Siz Ancak Rakamları Yönetirsiniz

Davos’ta dünya ekonomisini yönettiğini iddia edenler toplandı; havanda su dövüyor. Rakamların üzerinden övünenler mi ararsınız, bunalıma girenler mi, uyarılarla dolu açıklamalar yapanlar mı? Temaşa sanatının örneklerinden birini oluşturan görüntüyü de medya aracılığıyla dünyaya duyuruyorlar.

Hangi rakamlar üzerinden analiz yapıyorlar? Siyaseten verildiği gün gibi ortaya çıkan uluslararası kredi derecelendirme kuruluşlarının notları üzerinden. İstatistiklerle oynayarak makyajlanmış ekonomilerinir ve bilançolarının ortaya serildiği realitesini umursamadan…

Büyük soygunun ortaya çıktığı 2008’den beri piyasayı rahatlatmak için sahaya sürdükleri tüm kaynağın, aracılar tarafından hortumlanarak insanlara ulaşmadığını konuşmadan… Kendi ülkelerinin refahı için başka ülkelere sözde demokrasi götürerek sömürdüklerini itiraf etmeden…

Dünya ekonomisini sözde kuruluşlarla yönetiyormuş gibi yapıp, uluslararası bankerlerin sözünden çıkamayan hallerine bakmadan… Temeli olmayan gökdelenlerin azametiyle Davos’ta toplanmışlar, yalanlarını kanıtlamak istedikleri rakamlar üzerinden ekonominin geleceğini tartışıyorlar.

Bu ikiyüzlü tutum hepsi için geçerli. İşsizlikten bahsederler ama bunun kendilerine zarar vermeyeceği noktanın üzerinde dururlar.

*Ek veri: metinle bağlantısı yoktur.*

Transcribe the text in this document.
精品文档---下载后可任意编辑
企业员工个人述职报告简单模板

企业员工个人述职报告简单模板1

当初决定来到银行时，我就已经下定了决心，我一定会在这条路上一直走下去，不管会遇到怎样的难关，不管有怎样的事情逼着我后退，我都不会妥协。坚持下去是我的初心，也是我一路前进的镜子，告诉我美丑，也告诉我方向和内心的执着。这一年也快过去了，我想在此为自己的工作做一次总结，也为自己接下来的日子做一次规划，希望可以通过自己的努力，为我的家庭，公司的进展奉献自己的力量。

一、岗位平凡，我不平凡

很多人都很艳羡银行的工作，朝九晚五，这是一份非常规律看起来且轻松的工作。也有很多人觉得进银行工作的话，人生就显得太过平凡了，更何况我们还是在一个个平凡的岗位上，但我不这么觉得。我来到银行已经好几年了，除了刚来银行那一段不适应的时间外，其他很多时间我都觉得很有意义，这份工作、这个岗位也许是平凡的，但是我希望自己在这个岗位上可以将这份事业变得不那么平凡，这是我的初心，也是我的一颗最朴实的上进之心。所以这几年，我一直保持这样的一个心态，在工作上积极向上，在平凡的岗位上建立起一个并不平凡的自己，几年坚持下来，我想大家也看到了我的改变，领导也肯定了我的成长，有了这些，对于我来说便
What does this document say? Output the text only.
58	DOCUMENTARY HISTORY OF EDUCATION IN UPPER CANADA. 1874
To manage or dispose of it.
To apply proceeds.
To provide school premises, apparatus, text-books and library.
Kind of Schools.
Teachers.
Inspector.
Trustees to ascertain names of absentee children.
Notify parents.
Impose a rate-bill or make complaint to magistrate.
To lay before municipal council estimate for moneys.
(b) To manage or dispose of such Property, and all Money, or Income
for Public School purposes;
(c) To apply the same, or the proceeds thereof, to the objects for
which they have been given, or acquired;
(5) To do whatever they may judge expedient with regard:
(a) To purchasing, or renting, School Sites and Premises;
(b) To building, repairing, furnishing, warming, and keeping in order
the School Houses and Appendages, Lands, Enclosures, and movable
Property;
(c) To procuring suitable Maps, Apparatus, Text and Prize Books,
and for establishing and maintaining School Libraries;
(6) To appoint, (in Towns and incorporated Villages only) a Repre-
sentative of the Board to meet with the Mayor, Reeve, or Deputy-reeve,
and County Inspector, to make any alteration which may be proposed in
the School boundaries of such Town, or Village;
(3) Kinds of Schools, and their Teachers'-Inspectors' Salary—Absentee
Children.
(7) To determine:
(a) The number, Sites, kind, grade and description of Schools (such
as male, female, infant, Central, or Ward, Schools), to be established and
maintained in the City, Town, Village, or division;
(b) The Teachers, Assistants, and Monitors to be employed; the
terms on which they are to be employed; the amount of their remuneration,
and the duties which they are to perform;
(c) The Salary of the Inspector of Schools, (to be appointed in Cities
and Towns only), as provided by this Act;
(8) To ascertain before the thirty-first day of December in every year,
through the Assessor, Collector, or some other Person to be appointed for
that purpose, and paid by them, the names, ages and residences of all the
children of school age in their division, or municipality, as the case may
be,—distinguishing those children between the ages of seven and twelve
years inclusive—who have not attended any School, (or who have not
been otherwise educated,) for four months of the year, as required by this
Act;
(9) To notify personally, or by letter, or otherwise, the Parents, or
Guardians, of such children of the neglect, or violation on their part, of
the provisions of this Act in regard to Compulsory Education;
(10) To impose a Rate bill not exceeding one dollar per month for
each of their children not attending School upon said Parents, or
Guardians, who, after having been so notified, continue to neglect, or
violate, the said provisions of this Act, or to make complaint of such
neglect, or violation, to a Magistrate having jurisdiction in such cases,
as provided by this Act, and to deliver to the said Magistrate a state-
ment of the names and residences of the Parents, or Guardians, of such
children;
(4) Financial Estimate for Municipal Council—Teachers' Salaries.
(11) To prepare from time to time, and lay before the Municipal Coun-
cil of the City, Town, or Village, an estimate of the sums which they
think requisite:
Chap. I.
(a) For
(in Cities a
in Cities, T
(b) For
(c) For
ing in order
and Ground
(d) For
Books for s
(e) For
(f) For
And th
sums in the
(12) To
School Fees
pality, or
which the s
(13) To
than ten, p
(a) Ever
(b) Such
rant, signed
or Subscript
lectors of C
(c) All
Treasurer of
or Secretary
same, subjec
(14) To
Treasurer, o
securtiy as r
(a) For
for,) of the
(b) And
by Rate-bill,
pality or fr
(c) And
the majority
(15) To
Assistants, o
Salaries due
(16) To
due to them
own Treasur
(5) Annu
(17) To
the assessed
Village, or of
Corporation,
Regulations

Borçlanan vatandaş gerçeğine atıfta bulunurlar, ama kendi kârlarının riske gireceği noktaya kadar konuşurlar. Çünkü piyasa diye, yanıp sönen ışıklardan oluşan ekranları anlıyorlar.

Oysa bunun en güzel kanıtı bütün kriterleri tutturduğu iddia edilerek, finansman yapısı konuşulmayan Türkiye’nin performansında gizlidir. Bakanlarımız da dünyadaki sözde otoriteler de çıkmış Türkiye’nin mali ve parasal disiplininden bahsediyorlar.

Sadece kendi dünyanızın içinde üretilen sanal gerçeklere inanırsanız, bunu konuşursunuz. Oysa reel yani gerçek piyasada durum çok farklı… Sıkı para politikası uyguladığını iddia eden ekonomi yönetimimiz şunun yanıtını verebilir mi?

Hali hazırda piyasada dolaşan gelecek vadeye yazılmış çek ve senet miktarını biliyor mu? Bunların kaç TL’lik bir rakama tekabül ettiği konusunda bir fikri var mı? Cevap çok açık, yok. Şimdi bankacılıktan umduğunu bulamayan piyasa eski bir dosta sarılıyor. Kredibilitesi sıfırlanmış senede…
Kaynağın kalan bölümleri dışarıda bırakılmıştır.